Wali kota Semarang, Agustina Wilujeng juga terus berkomitmen untuk mewujudkan visi "Semarang Bersih" yang di antaranya dilakukan melalui gerakan zero waste berbasis masyarakat, pembentukan Satgas Berlian (Satuan Petugas Bersih Sungai dan Lingkungan) di setiap kelurahan hingga optimalisasi bank sampah di seluruh wilayah Kota Semarang guna mereduksi volume buangan ke TPA. (bm)
Kepala DLH kota Semarang, Glory Nasarani menegaskan, persoalan tersebut merupakan kejadian lama saat sistem pembayaran retribusi belum sepenuhnya dilakukan secara non tunai. Saat ini, Pemerintah Kota Semarang sudah sepenuhnya menerapkan sistem pembayaran non tunai atau cashless untuk meminimalisir potensi kebocoran.
“Yang perlu dipahami masyarakat, kebocoran itu terjadi pada sistem lama ketika pembayaran masih ada yang dilakukan secara non tunai dan tunai. Sekarang sistemnya sudah non tunai,” ujar Glory.
Menurutnya, pada sistem lama pembayaran ada yang sebagian dilakukan secara manual sehingga ada potensi penerimaan yang tidak seluruhnya masuk ke Kas Daerah. Kondisi itu kemudian menjadi bahan evaluasi bagi Pemkot Semarang untuk memperbaiki tata kelola retribusi persampahan.

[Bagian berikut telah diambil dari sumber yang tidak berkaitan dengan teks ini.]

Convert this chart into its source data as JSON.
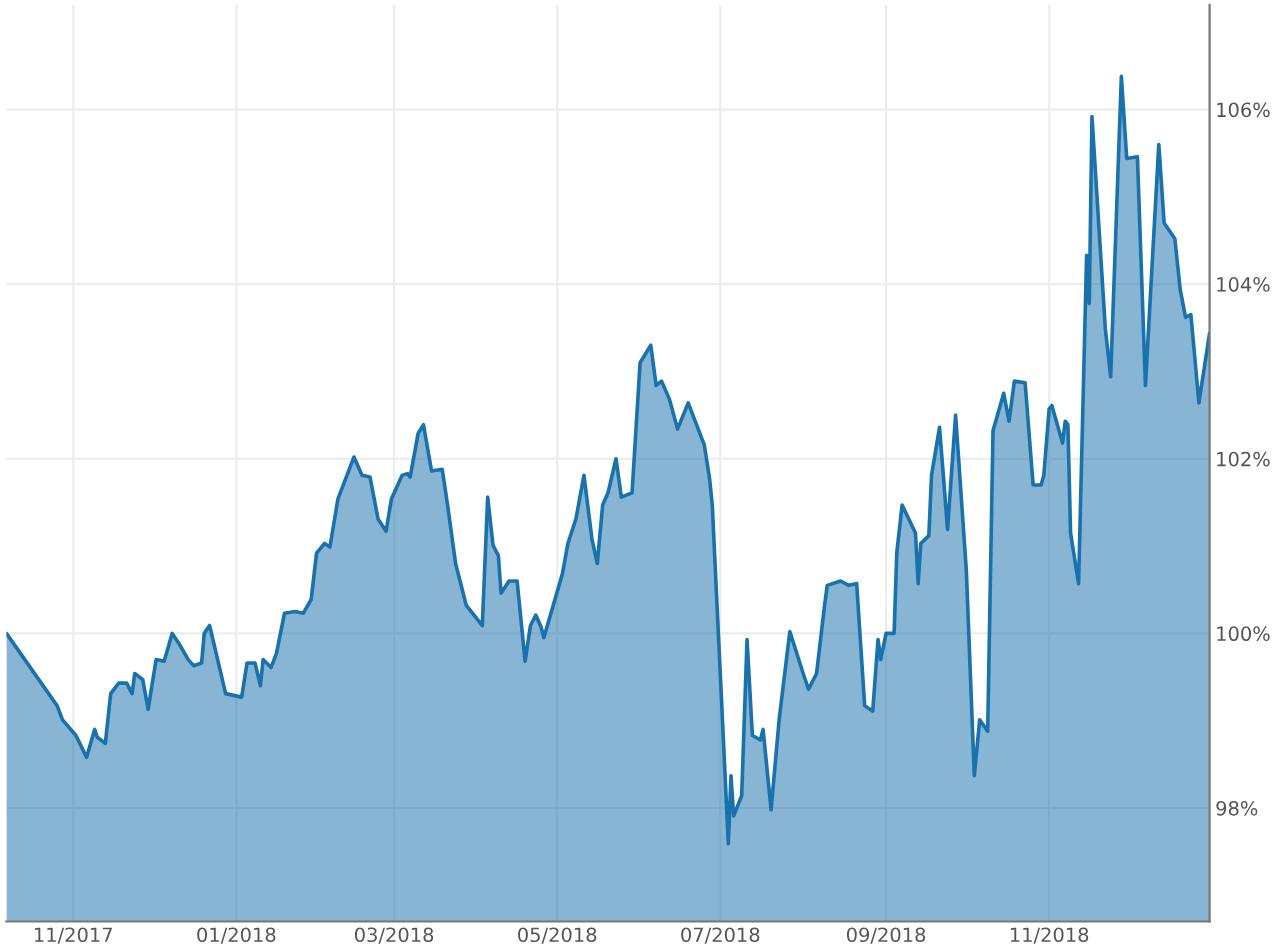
{
  "chart_data": {
    "type": "area",
    "grid": true,
    "legend": false,
    "xlim": [
      "2017-10-07",
      "2018-12-31"
    ],
    "xticks": [
      {
        "value": "2017-11-01",
        "label": "11/2017"
      },
      {
        "value": "2018-01-01",
        "label": "01/2018"
      },
      {
        "value": "2018-03-01",
        "label": "03/2018"
      },
      {
        "value": "2018-05-01",
        "label": "05/2018"
      },
      {
        "value": "2018-07-01",
        "label": "07/2018"
      },
      {
        "value": "2018-09-01",
        "label": "09/2018"
      },
      {
        "value": "2018-11-01",
        "label": "11/2018"
      }
    ],
    "ylim": [
      96.7,
      107.2
    ],
    "yticks": [
      {
        "value": 98,
        "label": "98%"
      },
      {
        "value": 100,
        "label": "100%"
      },
      {
        "value": 102,
        "label": "102%"
      },
      {
        "value": 104,
        "label": "104%"
      },
      {
        "value": 106,
        "label": "106%"
      }
    ],
    "x": [
      "2017-10-07",
      "2017-10-26",
      "2017-10-28",
      "2017-11-02",
      "2017-11-06",
      "2017-11-09",
      "2017-11-10",
      "2017-11-13",
      "2017-11-15",
      "2017-11-18",
      "2017-11-21",
      "2017-11-23",
      "2017-11-24",
      "2017-11-27",
      "2017-11-29",
      "2017-12-02",
      "2017-12-05",
      "2017-12-08",
      "2017-12-11",
      "2017-12-14",
      "2017-12-16",
      "2017-12-19",
      "2017-12-20",
      "2017-12-22",
      "2017-12-28",
      "2018-01-03",
      "2018-01-05",
      "2018-01-08",
      "2018-01-10",
      "2018-01-11",
      "2018-01-14",
      "2018-01-16",
      "2018-01-19",
      "2018-01-23",
      "2018-01-26",
      "2018-01-29",
      "2018-01-31",
      "2018-02-03",
      "2018-02-05",
      "2018-02-08",
      "2018-02-14",
      "2018-02-17",
      "2018-02-20",
      "2018-02-23",
      "2018-02-26",
      "2018-02-28",
      "2018-03-04",
      "2018-03-06",
      "2018-03-07",
      "2018-03-10",
      "2018-03-12",
      "2018-03-15",
      "2018-03-19",
      "2018-03-21",
      "2018-03-24",
      "2018-03-28",
      "2018-04-03",
      "2018-04-05",
      "2018-04-07",
      "2018-04-09",
      "2018-04-10",
      "2018-04-13",
      "2018-04-16",
      "2018-04-19",
      "2018-04-21",
      "2018-04-23",
      "2018-04-25",
      "2018-04-26",
      "2018-05-03",
      "2018-05-05",
      "2018-05-08",
      "2018-05-11",
      "2018-05-14",
      "2018-05-16",
      "2018-05-18",
      "2018-05-20",
      "2018-05-23",
      "2018-05-25",
      "2018-05-29",
      "2018-06-01",
      "2018-06-05",
      "2018-06-07",
      "2018-06-09",
      "2018-06-12",
      "2018-06-15",
      "2018-06-19",
      "2018-06-21",
      "2018-06-25",
      "2018-06-27",
      "2018-06-28",
      "2018-07-04",
      "2018-07-05",
      "2018-07-06",
      "2018-07-09",
      "2018-07-11",
      "2018-07-13",
      "2018-07-16",
      "2018-07-17",
      "2018-07-20",
      "2018-07-23",
      "2018-07-27",
      "2018-08-01",
      "2018-08-03",
      "2018-08-06",
      "2018-08-09",
      "2018-08-10",
      "2018-08-15",
      "2018-08-18",
      "2018-08-21",
      "2018-08-24",
      "2018-08-27",
      "2018-08-29",
      "2018-08-30",
      "2018-09-01",
      "2018-09-04",
      "2018-09-05",
      "2018-09-07",
      "2018-09-12",
      "2018-09-13",
      "2018-09-14",
      "2018-09-17",
      "2018-09-18",
      "2018-09-21",
      "2018-09-24",
      "2018-09-27",
      "2018-10-01",
      "2018-10-04",
      "2018-10-06",
      "2018-10-09",
      "2018-10-11",
      "2018-10-15",
      "2018-10-17",
      "2018-10-19",
      "2018-10-23",
      "2018-10-26",
      "2018-10-29",
      "2018-10-30",
      "2018-11-01",
      "2018-11-02",
      "2018-11-06",
      "2018-11-07",
      "2018-11-08",
      "2018-11-09",
      "2018-11-12",
      "2018-11-15",
      "2018-11-16",
      "2018-11-17",
      "2018-11-22",
      "2018-11-24",
      "2018-11-28",
      "2018-11-30",
      "2018-12-04",
      "2018-12-07",
      "2018-12-12",
      "2018-12-14",
      "2018-12-18",
      "2018-12-20",
      "2018-12-22",
      "2018-12-24",
      "2018-12-27",
      "2018-12-31"
    ],
    "series": [
      {
        "color": "#1a72ad",
        "values": [
          100.0,
          99.17,
          99.01,
          98.83,
          98.58,
          98.9,
          98.81,
          98.74,
          99.31,
          99.43,
          99.43,
          99.31,
          99.54,
          99.47,
          99.13,
          99.7,
          99.68,
          100.0,
          99.86,
          99.7,
          99.63,
          99.66,
          100.0,
          100.09,
          99.31,
          99.27,
          99.66,
          99.66,
          99.4,
          99.7,
          99.61,
          99.77,
          100.23,
          100.25,
          100.23,
          100.39,
          100.92,
          101.03,
          100.99,
          101.54,
          102.02,
          101.81,
          101.79,
          101.31,
          101.17,
          101.54,
          101.81,
          101.83,
          101.79,
          102.29,
          102.39,
          101.86,
          101.88,
          101.47,
          100.8,
          100.32,
          100.09,
          101.56,
          101.01,
          100.89,
          100.46,
          100.6,
          100.6,
          99.68,
          100.09,
          100.21,
          100.07,
          99.95,
          100.69,
          101.03,
          101.31,
          101.81,
          101.08,
          100.8,
          101.47,
          101.61,
          102.0,
          101.56,
          101.61,
          103.1,
          103.3,
          102.84,
          102.89,
          102.68,
          102.34,
          102.64,
          102.48,
          102.16,
          101.77,
          101.47,
          97.59,
          98.37,
          97.91,
          98.14,
          99.93,
          98.83,
          98.78,
          98.9,
          97.98,
          99.01,
          100.02,
          99.54,
          99.36,
          99.54,
          100.32,
          100.55,
          100.6,
          100.55,
          100.57,
          99.17,
          99.11,
          99.93,
          99.7,
          100.0,
          100.0,
          100.92,
          101.47,
          101.15,
          100.57,
          101.03,
          101.12,
          101.81,
          102.36,
          101.19,
          102.5,
          100.73,
          98.37,
          99.01,
          98.88,
          102.32,
          102.75,
          102.43,
          102.89,
          102.87,
          101.7,
          101.7,
          101.81,
          102.57,
          102.61,
          102.18,
          102.43,
          102.39,
          101.15,
          100.57,
          104.33,
          103.78,
          105.92,
          103.49,
          102.94,
          106.38,
          105.44,
          105.46,
          102.84,
          105.6,
          104.7,
          104.52,
          103.94,
          103.62,
          103.65,
          102.64,
          103.44
        ]
      }
    ]
  }
}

Saat ini pembayaran retribusi sampah sudah dilakukan secara digital melalui Virtual Account, ID Billing, dan Tap Cash. Dengan sistem tersebut, pembayaran dari masyarakat maupun pelaku usaha langsung masuk ke Kas Daerah.
“Semua pembayaran sekarang tercatat secara digital sehingga lebih transparan dan akuntabel,” jelasnya.

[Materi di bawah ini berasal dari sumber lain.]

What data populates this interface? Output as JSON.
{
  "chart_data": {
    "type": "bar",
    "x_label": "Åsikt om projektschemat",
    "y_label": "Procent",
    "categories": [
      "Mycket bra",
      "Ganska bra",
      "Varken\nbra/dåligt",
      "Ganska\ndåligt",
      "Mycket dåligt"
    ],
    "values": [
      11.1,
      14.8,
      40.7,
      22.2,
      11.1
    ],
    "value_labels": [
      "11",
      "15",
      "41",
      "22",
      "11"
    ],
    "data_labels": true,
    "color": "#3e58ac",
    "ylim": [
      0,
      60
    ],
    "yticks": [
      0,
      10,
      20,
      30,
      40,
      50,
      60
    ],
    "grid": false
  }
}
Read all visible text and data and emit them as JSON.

Glory juga menerangkan, retribusi persampahan merupakan pembayaran atas layanan pengangkutan dan pengelolaan sampah oleh Dinas Lingkungan Hidup (DLH) Kota Semarang, termasuk pelayanan di TPA Jatibarang. Besaran tarifnya telah diatur dalam Perda Kota Semarang Nomor 4 Tahun 2025.
Di bawah kepemimpinan Wali kota Agustina Wilujeng, Pemkot Semarang memastikan pembenahan sistem retribusi akan terus dilakukan untuk meningkatkan transparansi pengelolaan keuangan daerah sekaligus mengoptimalkan pendapatan daerah dari sektor persampahan.
Sekian penjelasan tentang berantas kebocoran kas daerah wali kota agustina rombak total sistem retribusi persampahan yang saya sampaikan melalui otoritas Saya berharap artikel ini menginspirasi Anda untuk belajar lebih banyak selalu bersyukur dan perhatikan kesehatanmu. Silakan bagikan kepada teman-temanmu. jangan ragu untuk membaca artikel lainnya di bawah ini.